Democratic Voice of Burma has been broadcasting news to Myanmar from its head office in a back alley on St Hanshaugen in Oslo for more than 21 years, in the process becoming one of the world’s best known exile media organisations.
In particular, DVB’s coverage of the September 2007 protests and reporting of the widespread devastation caused by Cyclone Nargis – and the government’s slow-witted reaction – brought acclaim to the organisation.
But the exile era seems set to end, with DVB announcing its plans to return home.
DVB’s head office in Norway is almost closed, except for some administrative staff and servers – and the site will be shut by year’s end. All of DVB’s journalists have been relocated to Chiang Mai in northern Thailand, temporarily head office for the organisation.
Deputy executive director of DVB U Khin Maung Win told The Myanmar Times the relocation was difficult but it was time to return to Myanmar.
“It is very emotional both personally and organisationally to leave Norway because we have received so much support from the Norwegian people and government over the years. But when we first started out in Norway, it was because we weren’t allowed to report freely in Myanmar,” he said.
“But the situation has changed and because of the reforms in the past year it is now possible. Our former underground reporters in the country get official press accreditation, so it is time to return,” he added.
But before the editorial office in Norway was closed, DVB had one last interview to conduct in Norway – a face-to-face with President U Thein Sein, who was visiting Norway on a European trip.
“It felt like a milestone for our media organisation. It was the first time we got an exclusive interview with the president and it was an indicator that we are now treated as a professional independent media organisation,” U Khin Maung Win said.
U Khin Maung Win was among the student activists who fled what was then Burma in 1988, before making his way with others to Norway. From Norway the young activists watched the National League for Democracy’s victory in the 1990 elections and the subsequent annulment and house arrest of Aung San Suu Kyi.
U Khin Maung Win was one of four who started broadcasting DVB in 1992 – the year after Suu Kyi’s family received the Nobel Prize on her behalf.
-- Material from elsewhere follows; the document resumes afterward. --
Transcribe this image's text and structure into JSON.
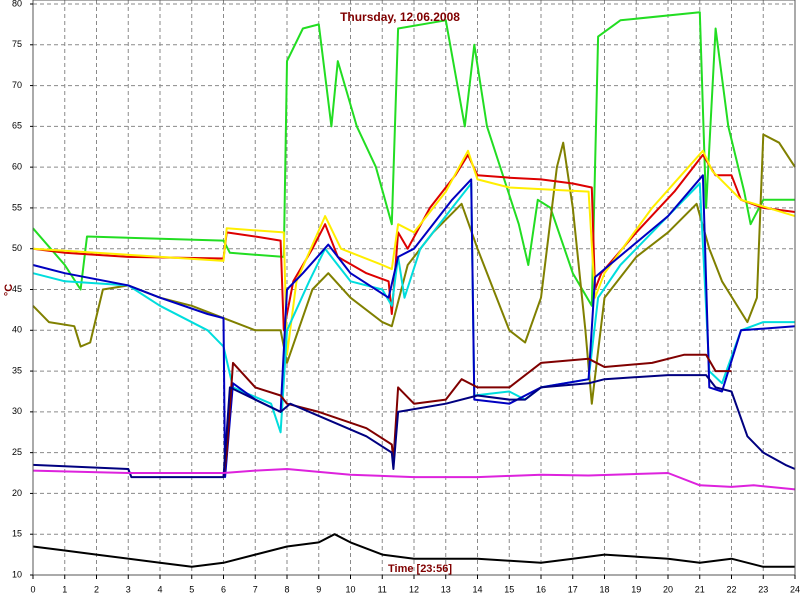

Three of the four founding members are still working with DVB. He added that DVB mostly broadcast speeches and slogans in the beginning, aiming to reinforce and encourage the democracy movement.
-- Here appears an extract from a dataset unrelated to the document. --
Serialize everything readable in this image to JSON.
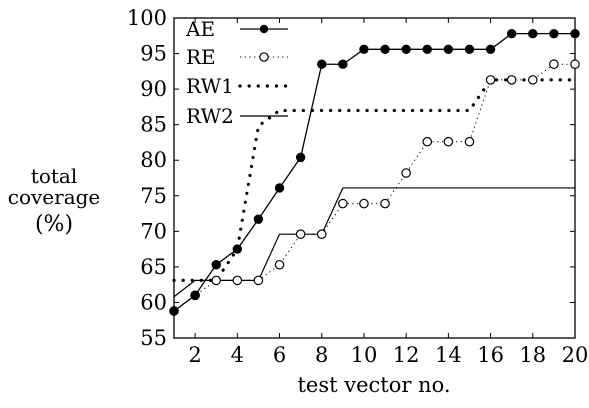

But the organisation slowly expanded, forming a network of journalists inside Myanmar, who secretly reported what happened in the closed country.
Thereafter, DVB established a local office in Chiang Mai to receive information and pass it to Oslo.
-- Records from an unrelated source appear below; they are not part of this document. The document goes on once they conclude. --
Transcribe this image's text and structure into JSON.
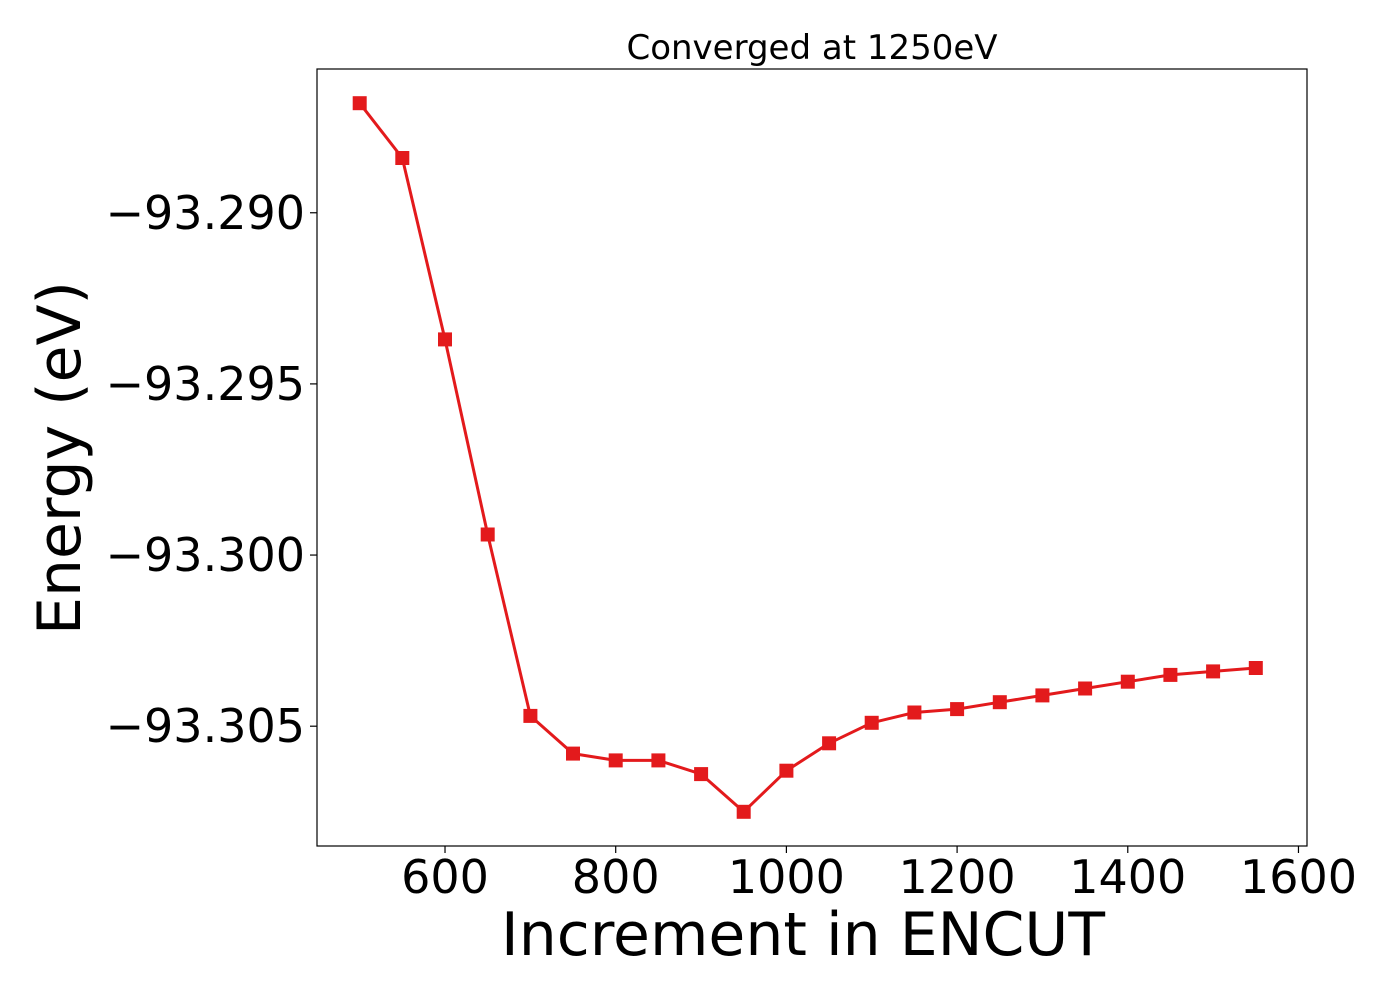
{
  "chart_data": {
    "type": "line",
    "title": "Converged at 1250eV",
    "xlabel": "Increment in ENCUT",
    "ylabel": "Energy (eV)",
    "xlim": [
      450,
      1610
    ],
    "ylim": [
      -93.3085,
      -93.2858
    ],
    "xticks": [
      600,
      800,
      1000,
      1200,
      1400,
      1600
    ],
    "xtick_labels": [
      "600",
      "800",
      "1000",
      "1200",
      "1400",
      "1600"
    ],
    "yticks": [
      -93.29,
      -93.295,
      -93.3,
      -93.305
    ],
    "ytick_labels": [
      "−93.290",
      "−93.295",
      "−93.300",
      "−93.305"
    ],
    "grid": false,
    "legend": false,
    "colors": {
      "series": "#e31a1c"
    },
    "series": [
      {
        "marker": "square",
        "x": [
          500,
          550,
          600,
          650,
          700,
          750,
          800,
          850,
          900,
          950,
          1000,
          1050,
          1100,
          1150,
          1200,
          1250,
          1300,
          1350,
          1400,
          1450,
          1500,
          1550
        ],
        "y": [
          -93.2868,
          -93.2884,
          -93.2937,
          -93.2994,
          -93.3047,
          -93.3058,
          -93.306,
          -93.306,
          -93.3064,
          -93.3075,
          -93.3063,
          -93.3055,
          -93.3049,
          -93.3046,
          -93.3045,
          -93.3043,
          -93.3041,
          -93.3039,
          -93.3037,
          -93.3035,
          -93.3034,
          -93.3033
        ]
      }
    ]
  }
}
U Khin Maung Win said the office in Thailand is acting as the organisation’s head office but only until DVB can broadcast from inside Myanmar.
Last year U Khin Maung Win and several other DVB leaders visited Myanmar for the first time since 1988 to seek approval to establish the organisation in the country.
“It is not yet possible to move our whole operation to Myanmar because we still need a license. We are in the beginning phase of getting one, and I think it is just a matter of months before we get the license,” said U Khin Maung Win.
“On our visit we also found out that there were people who regularly monitored our broadcast. They needed to monitor all foreign broadcasters to report to the ministers and the government what the foreign broadcasters were saying about the country.
“But I also believe that the government needed to listen to foreign media to get information on issues that they would not get from their own media,” he said.
He added that an operating license is just one of multiple challenges that must be overcome before DVB can operate properly in Myanmar.
“The technical infrastructure is just not good enough in Myanmar. To work as a broadcasting media organisation the internet, telecommunications system and satellite uplinks should all be in place and there shouldn’t be a single second where the electricity is down – that is the biggest obstacle to move broadcasting to the country,” he said.
“It is still quite early to say when we can move all operations to Myanmar. But we are hoping to be broadcasting from inside the country as soon as possible but that is beyond our control,” U Khin Maung Win said.
Besides the technical infrastructure, DVB is also waiting to see the draft on the media law for broadcasting media because it will not make any compromises when it comes to editorial independence, he said.
“When the media law is published we will give our comments, if we have any, to make sure that the media law not include any censorship, so that we can report freely and independently.”
However, U Khin Maung Win said there is one compromise that DVB will have to make.
“In our conversations about the license with the government we were told that we would not be allowed to use‘Burma’ in our name. We will not change our name to Myanmar, so instead we will only use the initials ‘DVB’ from now on.”